Take her “It Takes a Village” mentality: the idea that as mothers we’re all interrelated and need a helping hand (from government, among others) to keep our boats afloat. This resonates among women who struggle to pay for health care, who labor to find safe and affordable child care, who have to fight for sick days and for time off for school visits – who struggle to make ends meet, generally, as most people do.
But I’ve repeatedly found that better-off women, who have decent health care, child care, education and, to a greater degree, job flexibility, tend to often be hostile to this sort of communitarian notion of shared responsibility. (“Do you want the government raising your children?” is the frequent riposte.) They’re big believers in the American ethos of individual “choice” and “personal responsibility”; after all, being the winners in our society, it has worked out well for them. And they – rightly – perceive that they’re bound to be the losers, tax-wise, if their own gated community of family comfort is opened up to the larger village.
But that’s political. What rankles about Hillary – so uniquely – among better-off women is much more personal at base. Is it possible, now that stay-at-home momdom has become a fixture of the suburbs and when wealthy women have bailed out of the workforce in the face of family pressures, that the image of one who toughed it out – uninterruptedly, and with little or no publicly expressed angst – is less than welcome? (Michelle Obama, Barack made sure to share at a Momsrising.org advocacy event last fall, scaled back her career for a while to accommodate his, and still struggles, “juggling big things … juggling small things and everything in between.”)
Could Hillary, the first woman to make partner at an old boy Southern law firm, a working mother who kept it all together – with a lot of household help – feel like a reproach to those who just couldn’t hack it?
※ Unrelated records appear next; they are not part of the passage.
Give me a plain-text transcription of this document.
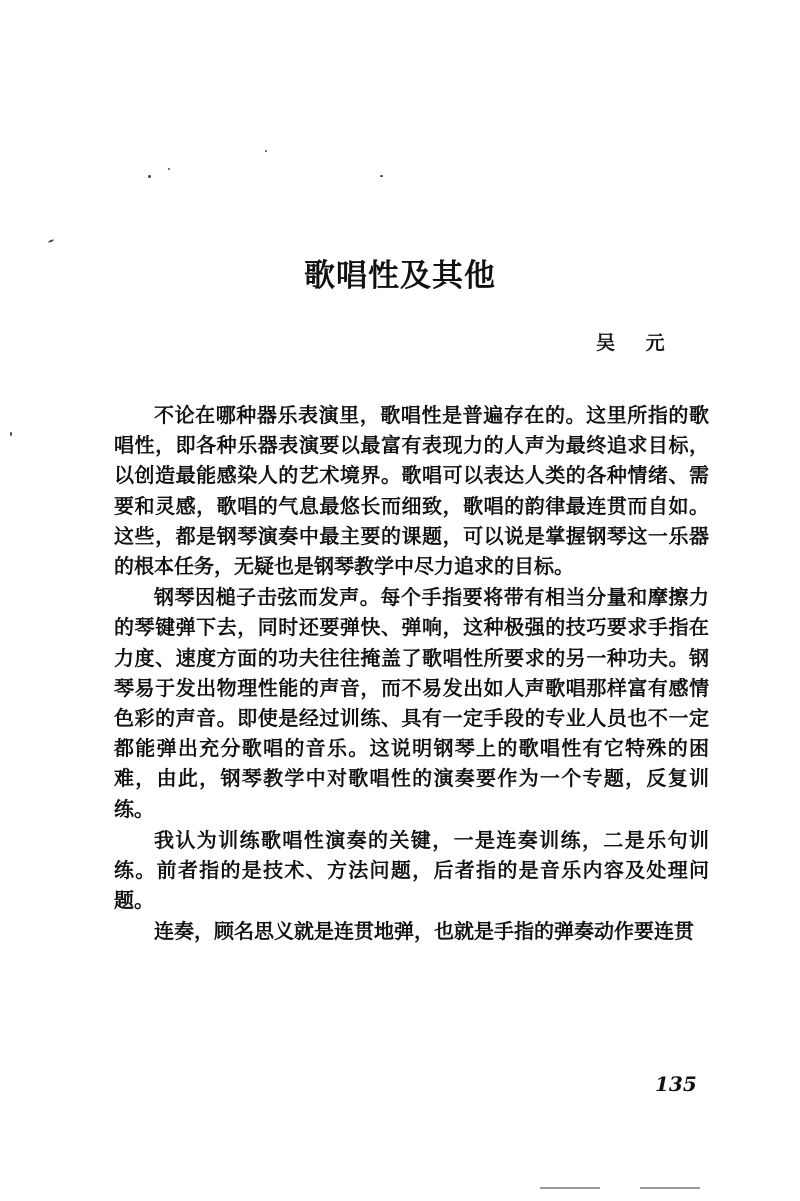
歌唱性及其他

吴 元

不论在哪种器乐表演里，歌唱性是普遍存在的。这里所指的歌唱性，即各种乐器表演要以最富有表现力的人声为最终追求目标，以创造最能感染人的艺术境界。歌唱可以表达人类的各种情绪、需要和灵感，歌唱的气息最悠长而细致，歌唱的韵律最连贯而自如。这些，都是钢琴演奏中最主要的课题，可以说是掌握钢琴这一乐器的根本任务，无疑也是钢琴教学中尽力追求的目标。

钢琴因槌子击弦而发声。每个手指要将带有相当分量和摩擦力的琴键弹下去，同时还要弹快、弹响，这种极强的技巧要求手指在力度、速度方面的功夫往往掩盖了歌唱性所要求的另一种功夫。钢琴易于发出物理性能的声音，而不易发出如人声歌唱那样富有感情色彩的声音。即使是经过训练、具有一定手段的专业人员也不一定都能弹出充分歌唱的音乐。这说明钢琴上的歌唱性有它特殊的困难，由此，钢琴教学中对歌唱性的演奏要作为一个专题，反复训练。

我认为训练歌唱性演奏的关键，一是连奏训练，二是乐句训练。前者指的是技术、方法问题，后者指的是音乐内容及处理问题。

连奏，顾名思义就是连贯地弹，也就是手指的弹奏动作要连贯

135
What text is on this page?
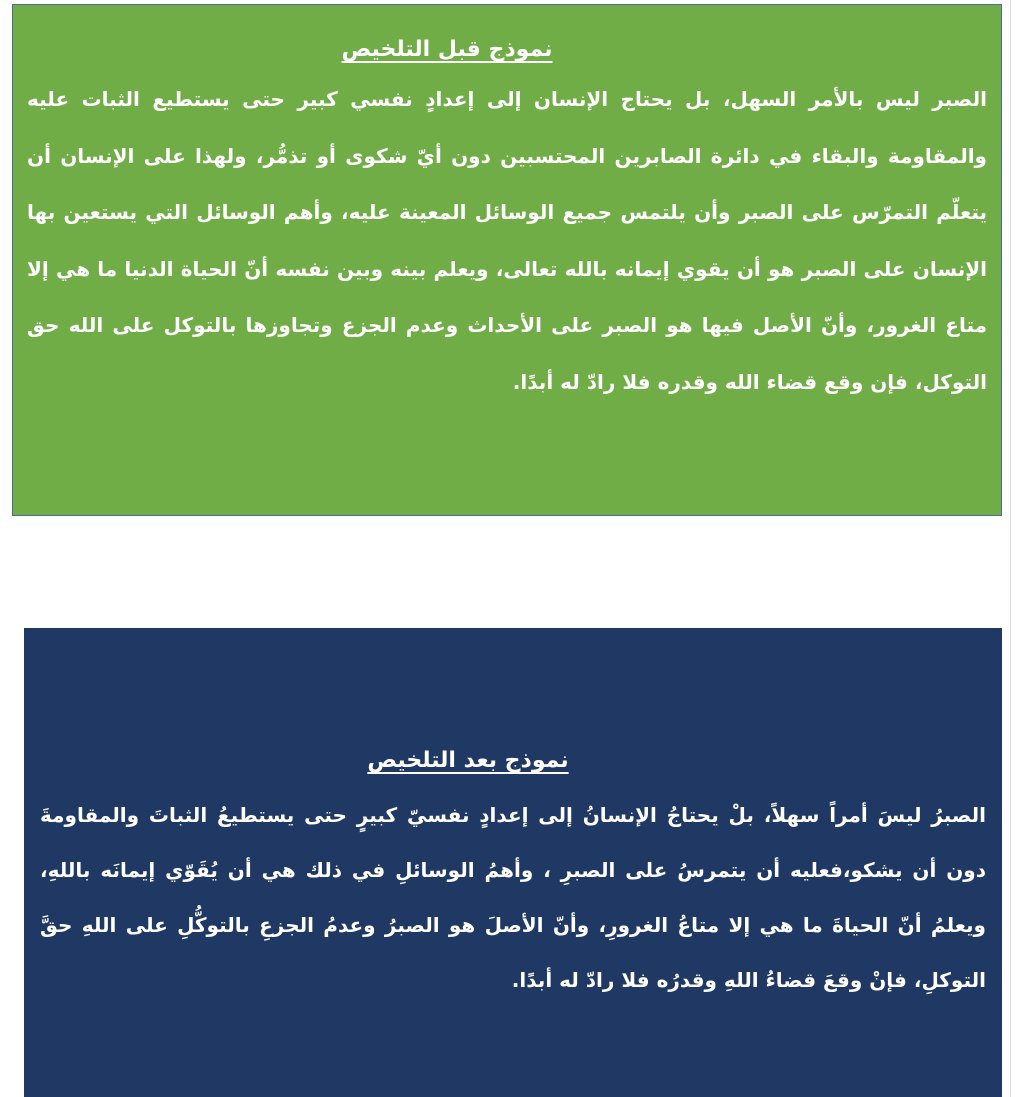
نموذج قبل التلخيص

الصبر ليس بالأمر السهل، بل يحتاج الإنسان إلى إعدادٍ نفسي كبير حتى يستطيع الثبات عليه والمقاومة والبقاء في دائرة الصابرين المحتسبين دون أيّ شكوى أو تذمُّر، ولهذا على الإنسان أن يتعلّم التمرّس على الصبر وأن يلتمس جميع الوسائل المعينة عليه، وأهم الوسائل التي يستعين بها الإنسان على الصبر هو أن يقوي إيمانه بالله تعالى، ويعلم بينه وبين نفسه أنّ الحياة الدنيا ما هي إلا متاع الغرور، وأنّ الأصل فيها هو الصبر على الأحداث وعدم الجزع وتجاوزها بالتوكل على الله حق التوكل، فإن وقع قضاء الله وقدره فلا رادّ له أبدًا.

نموذج بعد التلخيص

الصبرُ ليسَ أمراً سهلاً، بلْ يحتاجُ الإنسانُ إلى إعدادٍ نفسيّ كبيرٍ حتى يستطيعُ الثباتَ والمقاومةَ دون أن يشكو،فعليه أن يتمرسُ على الصبرِ ، وأهمُ الوسائلِ في ذلك هي أن يُقَوّي إيمانَه باللهِ، ويعلمُ أنّ الحياةَ ما هي إلا متاعُ الغرورِ، وأنّ الأصلَ هو الصبرُ وعدمُ الجزعِ بالتوكُّلِ على اللهِ حقَّ التوكلِ، فإنْ وقعَ قضاءُ اللهِ وقدرُه فلا رادّ له أبدًا.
Does this explain, in part, some of the “who-does-she-think-she-is” rumblings that run through the Hillary-hate?
Clinton made a point, throughout her married life, to keep herself financially viable – unlike a rather decent portion of our current female elite. Close to 20 years ago, she hesitated to leave Bill, according to Carl Bernstein’s new bio, because she feared she wouldn’t be able to adequately support herself and Chelsea. This may or may not be true, and may well strike those of us who aren’t corporate lawyers as far-fetched, but it’s also all too typical a fear shared by many unhappily married women – except, of course, the most wealthy and successful.
Clearly Hillary feels “authentic” to a whole lot of women who, on the surface of things, have little in common with her. But among those who do, there is a sense that she’s less than real.
Which raises the issue: is being real – for a political candidate, in the eyes of the public – actually a matter of being true to him or herself? Or is it a matter of properly mirroring us to ourselves? Do we judge as “authentic” those who reflect us as we actually are? Or rather, do we celebrate as “real” the ones who make us feel we’re who we want to be?